Before the Second World War most Jews in Europe lived in “Shtetls”, or small towns. During the Second World War, The National Socialist Party of Germany instituted their “final solution” where they carried out the largest ethnic cleansing in history.  They systematically moved from town to town and exterminated the Jews who lived there.  Within Hassidic Judaism, the various sects are named after the Shtetls from which their Grand Rabbis came from. The Grand Rabbi and a few of his followers from the Tosh sect managed to survive, immigrated to Montreal, and rebuilt a successful community in Boisbriand, Quebec. In the summer of 2007 I joined them on their visit to Tosh Hungary.  For a short time they re-inserted themselves into that landscape. This generation was born in Canada, but there was a certain familiarity and comfort in their ancestral home.
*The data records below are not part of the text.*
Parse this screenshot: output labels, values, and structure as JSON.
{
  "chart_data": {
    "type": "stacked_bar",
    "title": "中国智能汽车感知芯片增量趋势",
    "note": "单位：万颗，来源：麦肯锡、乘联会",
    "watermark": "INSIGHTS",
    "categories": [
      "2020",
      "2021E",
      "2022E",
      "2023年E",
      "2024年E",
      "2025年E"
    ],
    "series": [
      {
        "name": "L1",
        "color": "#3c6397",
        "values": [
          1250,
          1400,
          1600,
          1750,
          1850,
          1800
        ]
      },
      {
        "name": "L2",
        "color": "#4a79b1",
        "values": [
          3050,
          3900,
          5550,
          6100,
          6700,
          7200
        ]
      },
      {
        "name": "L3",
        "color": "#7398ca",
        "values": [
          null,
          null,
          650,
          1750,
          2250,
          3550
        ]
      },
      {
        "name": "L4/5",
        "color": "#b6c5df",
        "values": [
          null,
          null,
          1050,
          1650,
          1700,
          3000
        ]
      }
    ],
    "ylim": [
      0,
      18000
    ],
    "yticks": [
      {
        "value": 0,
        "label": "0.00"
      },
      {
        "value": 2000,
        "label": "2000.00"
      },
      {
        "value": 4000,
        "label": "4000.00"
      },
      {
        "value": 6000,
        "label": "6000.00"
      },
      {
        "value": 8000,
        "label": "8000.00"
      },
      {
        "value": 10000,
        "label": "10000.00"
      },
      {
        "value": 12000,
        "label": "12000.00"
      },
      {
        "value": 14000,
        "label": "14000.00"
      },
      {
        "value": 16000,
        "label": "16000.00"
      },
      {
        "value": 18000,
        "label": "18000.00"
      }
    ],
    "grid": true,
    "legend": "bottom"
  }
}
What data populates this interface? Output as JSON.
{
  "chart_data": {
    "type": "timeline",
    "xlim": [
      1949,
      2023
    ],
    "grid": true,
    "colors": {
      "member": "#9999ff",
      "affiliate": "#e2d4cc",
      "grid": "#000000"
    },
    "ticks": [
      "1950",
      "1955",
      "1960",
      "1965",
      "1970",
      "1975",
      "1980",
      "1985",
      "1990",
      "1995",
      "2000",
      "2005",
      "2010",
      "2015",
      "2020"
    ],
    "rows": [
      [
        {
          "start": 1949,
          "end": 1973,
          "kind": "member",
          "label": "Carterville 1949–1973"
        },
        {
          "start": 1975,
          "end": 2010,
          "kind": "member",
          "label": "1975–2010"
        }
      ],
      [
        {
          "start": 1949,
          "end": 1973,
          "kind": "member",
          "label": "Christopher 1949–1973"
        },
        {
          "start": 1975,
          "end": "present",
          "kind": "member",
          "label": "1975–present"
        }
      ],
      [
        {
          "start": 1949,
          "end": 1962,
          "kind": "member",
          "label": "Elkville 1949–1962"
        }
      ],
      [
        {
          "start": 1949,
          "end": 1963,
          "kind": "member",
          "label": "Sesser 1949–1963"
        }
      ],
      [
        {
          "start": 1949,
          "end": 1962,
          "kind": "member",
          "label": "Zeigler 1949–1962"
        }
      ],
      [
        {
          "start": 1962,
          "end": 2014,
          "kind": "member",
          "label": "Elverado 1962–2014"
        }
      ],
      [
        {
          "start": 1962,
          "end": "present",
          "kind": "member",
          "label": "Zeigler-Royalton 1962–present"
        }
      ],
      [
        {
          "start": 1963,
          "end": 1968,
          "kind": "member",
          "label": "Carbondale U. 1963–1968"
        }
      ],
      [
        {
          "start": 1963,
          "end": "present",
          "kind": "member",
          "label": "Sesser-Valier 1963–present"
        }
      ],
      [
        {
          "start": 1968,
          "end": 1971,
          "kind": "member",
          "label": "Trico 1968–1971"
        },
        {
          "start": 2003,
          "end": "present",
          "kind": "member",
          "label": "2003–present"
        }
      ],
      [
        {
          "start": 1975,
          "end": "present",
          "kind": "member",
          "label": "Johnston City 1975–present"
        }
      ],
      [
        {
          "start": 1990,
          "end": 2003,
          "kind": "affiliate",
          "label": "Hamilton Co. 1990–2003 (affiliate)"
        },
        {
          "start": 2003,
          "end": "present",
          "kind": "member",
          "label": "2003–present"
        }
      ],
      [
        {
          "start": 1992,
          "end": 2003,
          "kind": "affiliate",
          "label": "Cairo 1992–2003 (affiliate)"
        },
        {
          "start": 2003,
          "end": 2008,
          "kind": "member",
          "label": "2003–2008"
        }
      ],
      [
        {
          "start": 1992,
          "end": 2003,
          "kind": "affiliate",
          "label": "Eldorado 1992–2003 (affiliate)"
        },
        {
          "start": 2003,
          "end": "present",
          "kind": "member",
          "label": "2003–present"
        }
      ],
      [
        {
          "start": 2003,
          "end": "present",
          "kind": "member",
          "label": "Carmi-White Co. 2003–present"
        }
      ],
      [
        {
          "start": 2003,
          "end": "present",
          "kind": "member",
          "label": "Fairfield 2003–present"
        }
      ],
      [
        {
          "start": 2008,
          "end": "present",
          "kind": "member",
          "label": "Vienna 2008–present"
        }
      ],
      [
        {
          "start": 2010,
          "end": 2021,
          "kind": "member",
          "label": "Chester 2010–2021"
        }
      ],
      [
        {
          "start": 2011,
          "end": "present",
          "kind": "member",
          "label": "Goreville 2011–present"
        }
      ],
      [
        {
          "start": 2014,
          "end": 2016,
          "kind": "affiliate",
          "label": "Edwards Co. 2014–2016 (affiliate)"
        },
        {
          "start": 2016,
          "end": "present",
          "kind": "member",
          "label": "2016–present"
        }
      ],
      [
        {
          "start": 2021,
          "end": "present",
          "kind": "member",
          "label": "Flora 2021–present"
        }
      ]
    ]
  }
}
The stories they heard from their parents or grandparents formed post-memories in their mind, and it was almost as if they did grow up in that land.  This concept of post-memory in Judaism can be traced back to the exodus from Egypt.  Every year at the Passover Seder we read the Haggadah, which retells that story. There is one sentence that always stays with me: "We must each view ourselves as if we had come out of Egypt". In each dyptych image, you can see on the right an image of the descendant of a survivor, and on the left there is a view of his ancestral home town.